Question

a theorem in geometry states that the measure of an inscribed angle is half the measure of its intercepted arc. in the figure, ∠c intercepts arc ab and ab is the diameter of the circle. which equation is a step in showing that m∠c = 90°? a(-c,0) b(c,0) c(a,b) (\\(\frac{b}{a - c}\\))(\\(\frac{b}{a + c}\\))=-1 (\\(\frac{b}{-c}\\))(\\(\frac{b}{c}\\))=-1 (\\(\frac{b}{c - a}\\))(\\(\frac{b}{c + a}\\))=-1 (\\(\frac{b}{a - c}\\))(\\(\frac{b}{a + c}\\))=1

Explanation:

Step1: Recall slope - formula

The slope of a line passing through two points $(x_1,y_1)$ and $(x_2,y_2)$ is $m=\frac{y_2 - y_1}{x_2 - x_1}$. The slope of line $AC$ with $A(-c,0)$ and $C(a,b)$ is $m_{AC}=\frac{b - 0}{a+ c}=\frac{b}{a + c}$. The slope of line $BC$ with $B(c,0)$ and $C(a,b)$ is $m_{BC}=\frac{b-0}{a - c}=\frac{b}{a - c}$.

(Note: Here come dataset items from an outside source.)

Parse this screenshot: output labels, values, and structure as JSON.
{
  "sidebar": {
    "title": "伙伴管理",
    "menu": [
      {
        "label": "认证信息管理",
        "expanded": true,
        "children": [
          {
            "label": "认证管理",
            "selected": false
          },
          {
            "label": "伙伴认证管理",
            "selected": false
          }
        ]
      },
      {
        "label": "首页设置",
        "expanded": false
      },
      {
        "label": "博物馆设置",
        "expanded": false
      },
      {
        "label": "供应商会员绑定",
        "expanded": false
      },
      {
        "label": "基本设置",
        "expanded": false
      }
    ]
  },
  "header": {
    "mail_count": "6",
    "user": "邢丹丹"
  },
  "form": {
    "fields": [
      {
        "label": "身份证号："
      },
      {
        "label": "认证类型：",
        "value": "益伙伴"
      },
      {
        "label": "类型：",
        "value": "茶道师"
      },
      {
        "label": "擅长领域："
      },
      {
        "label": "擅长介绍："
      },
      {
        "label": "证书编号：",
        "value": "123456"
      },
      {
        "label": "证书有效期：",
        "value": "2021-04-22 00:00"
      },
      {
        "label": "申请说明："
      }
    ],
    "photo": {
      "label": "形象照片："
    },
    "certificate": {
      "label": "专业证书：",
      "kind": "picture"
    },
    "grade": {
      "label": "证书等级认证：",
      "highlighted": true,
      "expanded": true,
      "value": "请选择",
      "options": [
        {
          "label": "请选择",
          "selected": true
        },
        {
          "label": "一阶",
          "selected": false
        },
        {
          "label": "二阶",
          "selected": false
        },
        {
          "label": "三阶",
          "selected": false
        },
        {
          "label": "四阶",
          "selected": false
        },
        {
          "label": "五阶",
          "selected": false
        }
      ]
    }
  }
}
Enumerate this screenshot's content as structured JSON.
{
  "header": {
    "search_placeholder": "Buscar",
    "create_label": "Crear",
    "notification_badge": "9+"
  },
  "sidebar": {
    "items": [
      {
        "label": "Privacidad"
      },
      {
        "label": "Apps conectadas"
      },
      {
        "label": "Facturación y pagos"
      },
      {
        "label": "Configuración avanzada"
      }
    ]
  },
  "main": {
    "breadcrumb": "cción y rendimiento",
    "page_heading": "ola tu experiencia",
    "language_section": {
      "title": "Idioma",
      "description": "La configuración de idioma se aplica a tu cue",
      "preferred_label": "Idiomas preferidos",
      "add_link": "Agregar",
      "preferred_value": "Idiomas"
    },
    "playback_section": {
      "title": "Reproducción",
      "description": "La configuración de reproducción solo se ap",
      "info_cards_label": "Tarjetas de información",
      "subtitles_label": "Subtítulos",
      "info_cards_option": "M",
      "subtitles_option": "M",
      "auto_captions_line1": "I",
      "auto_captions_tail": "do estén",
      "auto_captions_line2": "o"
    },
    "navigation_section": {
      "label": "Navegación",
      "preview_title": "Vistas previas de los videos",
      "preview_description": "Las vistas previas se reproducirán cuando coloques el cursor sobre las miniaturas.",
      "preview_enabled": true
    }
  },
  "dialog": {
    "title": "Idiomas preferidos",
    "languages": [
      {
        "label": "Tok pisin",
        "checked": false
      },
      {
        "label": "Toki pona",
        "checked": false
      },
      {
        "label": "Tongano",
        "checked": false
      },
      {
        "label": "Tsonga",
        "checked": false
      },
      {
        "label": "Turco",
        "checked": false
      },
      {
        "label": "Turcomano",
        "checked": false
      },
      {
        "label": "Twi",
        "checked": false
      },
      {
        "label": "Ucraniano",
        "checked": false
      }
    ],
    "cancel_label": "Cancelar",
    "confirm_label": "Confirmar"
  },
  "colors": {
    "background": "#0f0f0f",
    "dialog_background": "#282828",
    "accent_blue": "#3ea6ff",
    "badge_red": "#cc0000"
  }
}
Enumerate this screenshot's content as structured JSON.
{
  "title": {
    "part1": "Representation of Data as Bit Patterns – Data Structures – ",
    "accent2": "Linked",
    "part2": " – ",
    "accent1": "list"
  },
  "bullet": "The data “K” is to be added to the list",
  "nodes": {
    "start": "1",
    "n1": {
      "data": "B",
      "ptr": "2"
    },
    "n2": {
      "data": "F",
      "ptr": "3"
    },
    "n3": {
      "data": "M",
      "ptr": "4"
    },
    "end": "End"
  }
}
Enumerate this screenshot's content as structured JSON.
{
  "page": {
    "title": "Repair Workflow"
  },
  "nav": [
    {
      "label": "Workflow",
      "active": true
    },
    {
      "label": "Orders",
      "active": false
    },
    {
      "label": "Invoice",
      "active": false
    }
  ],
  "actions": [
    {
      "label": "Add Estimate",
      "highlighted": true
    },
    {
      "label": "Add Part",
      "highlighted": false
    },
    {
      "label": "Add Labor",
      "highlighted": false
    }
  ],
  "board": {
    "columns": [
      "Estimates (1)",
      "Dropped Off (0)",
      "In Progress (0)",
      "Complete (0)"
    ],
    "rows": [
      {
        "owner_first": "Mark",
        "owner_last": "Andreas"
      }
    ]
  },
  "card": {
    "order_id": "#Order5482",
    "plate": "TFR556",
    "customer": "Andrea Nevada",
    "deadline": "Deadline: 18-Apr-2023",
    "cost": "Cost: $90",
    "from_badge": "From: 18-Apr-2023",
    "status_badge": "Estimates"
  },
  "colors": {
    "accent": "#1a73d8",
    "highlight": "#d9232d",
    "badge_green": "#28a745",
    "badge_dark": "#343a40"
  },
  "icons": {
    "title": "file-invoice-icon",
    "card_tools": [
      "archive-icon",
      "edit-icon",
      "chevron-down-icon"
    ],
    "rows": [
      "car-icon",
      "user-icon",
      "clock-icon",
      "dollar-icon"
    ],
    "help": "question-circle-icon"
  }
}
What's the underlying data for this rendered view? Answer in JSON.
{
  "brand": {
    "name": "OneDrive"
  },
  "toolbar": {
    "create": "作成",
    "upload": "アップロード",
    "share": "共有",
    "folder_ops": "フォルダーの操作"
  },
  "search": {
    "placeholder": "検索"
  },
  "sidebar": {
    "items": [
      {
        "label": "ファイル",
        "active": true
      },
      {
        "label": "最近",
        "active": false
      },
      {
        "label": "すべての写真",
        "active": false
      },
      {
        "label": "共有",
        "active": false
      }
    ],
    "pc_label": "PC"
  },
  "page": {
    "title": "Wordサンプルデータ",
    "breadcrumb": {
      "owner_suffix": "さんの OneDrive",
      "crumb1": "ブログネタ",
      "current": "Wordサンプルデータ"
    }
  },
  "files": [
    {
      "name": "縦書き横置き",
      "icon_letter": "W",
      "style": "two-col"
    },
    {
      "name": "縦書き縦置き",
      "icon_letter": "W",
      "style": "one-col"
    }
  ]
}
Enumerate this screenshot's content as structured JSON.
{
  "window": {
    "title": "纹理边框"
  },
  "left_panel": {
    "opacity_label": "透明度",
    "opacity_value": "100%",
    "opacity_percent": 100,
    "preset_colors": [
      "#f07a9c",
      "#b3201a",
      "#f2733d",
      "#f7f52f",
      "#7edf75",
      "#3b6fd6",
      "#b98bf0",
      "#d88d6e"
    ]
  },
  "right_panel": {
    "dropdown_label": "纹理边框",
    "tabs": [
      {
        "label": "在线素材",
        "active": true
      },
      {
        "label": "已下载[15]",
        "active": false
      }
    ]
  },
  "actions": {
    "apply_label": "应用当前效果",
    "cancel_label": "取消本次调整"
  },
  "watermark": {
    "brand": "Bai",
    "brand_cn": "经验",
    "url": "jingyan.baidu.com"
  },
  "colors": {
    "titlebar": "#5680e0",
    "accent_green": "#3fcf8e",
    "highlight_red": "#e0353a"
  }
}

Step2: Use perpendicular - slope property

If two lines are perpendicular, the product of their slopes is $- 1$. Since $\angle C = 90^{\circ}$, lines $AC$ and $BC$ are perpendicular. So, $m_{AC}\times m_{BC}=-1$, which gives $(\frac{b}{a - c})(\frac{b}{a + c})=-1$.

Answer:

$(\frac{b}{a - c})(\frac{b}{a + c})=-1$